Jeremy Hunt warned over UK’s minimum tax rate
UK business groups have told the government to halt the introduction of the controversial 15 per cent effective minimum corporate tax rate, the Financial Times has reported.
They said Chancellor Jeremy Hunt’s plan to include it in the spring finance Bill and enact it from the end of 2023, risked burdening companies with “impossible” reporting deadlines.
The publication said the UK government had confirmed that the 15 per cent effective minimum tax rate was for all subsidiaries of large UK multinationals, as part of an agreement signed by 136 countries, co-ordinated by the OECD, “a club of mostly rich nations”.
The Financial Times further reported that executives have urged ministers to wait for further guidance.

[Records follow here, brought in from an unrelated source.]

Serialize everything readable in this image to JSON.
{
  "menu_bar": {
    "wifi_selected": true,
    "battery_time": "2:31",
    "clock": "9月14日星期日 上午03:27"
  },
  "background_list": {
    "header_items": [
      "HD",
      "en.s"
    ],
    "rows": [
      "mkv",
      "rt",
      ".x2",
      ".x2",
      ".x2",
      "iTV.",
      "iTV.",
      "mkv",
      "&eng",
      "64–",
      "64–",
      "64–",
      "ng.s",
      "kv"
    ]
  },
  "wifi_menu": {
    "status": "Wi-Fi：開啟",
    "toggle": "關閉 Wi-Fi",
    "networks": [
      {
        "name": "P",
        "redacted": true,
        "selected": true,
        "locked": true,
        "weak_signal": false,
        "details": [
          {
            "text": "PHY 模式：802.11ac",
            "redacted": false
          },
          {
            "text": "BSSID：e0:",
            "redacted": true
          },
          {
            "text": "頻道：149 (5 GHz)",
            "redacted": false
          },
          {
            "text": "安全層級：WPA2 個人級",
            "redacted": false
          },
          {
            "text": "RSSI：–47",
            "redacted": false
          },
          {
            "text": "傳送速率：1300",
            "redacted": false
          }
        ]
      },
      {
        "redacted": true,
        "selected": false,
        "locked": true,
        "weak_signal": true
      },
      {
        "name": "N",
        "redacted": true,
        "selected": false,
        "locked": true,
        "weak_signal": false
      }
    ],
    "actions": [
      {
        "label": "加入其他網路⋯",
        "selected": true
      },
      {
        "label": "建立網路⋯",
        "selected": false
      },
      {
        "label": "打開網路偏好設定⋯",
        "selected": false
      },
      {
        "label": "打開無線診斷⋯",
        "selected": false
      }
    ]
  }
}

It said: “The policy is designed to stamp out profit shifting and corporate tax havens, but its implementation has been delayed and no country has yet enshrined the policy in law.
“The government estimated that the tax will raise £2.3bn a year for the Treasury by 2027-28. However, the Office for Budget Responsibility, the UK fiscal watchdog, qualified the estimate as “highly uncertain” and “difficult to model”.
“Business groups have warned that the current timeline leaves companies with insufficient time to prepare for the policy change, while the finer details of the rules still need to be clarified by the OECD.
“Making the tax calculation is a ‘big challenge’ that would require large multinationals to collect data from all of their subsidiaries and make a new tax calculation, the groups said.”
The publication quotes the CBI, the UK’s leading business group: “For affected businesses, this could trigger accounting, audit and public reporting requirements that are impossible to meet because the OECD has not finished negotiating the deal.”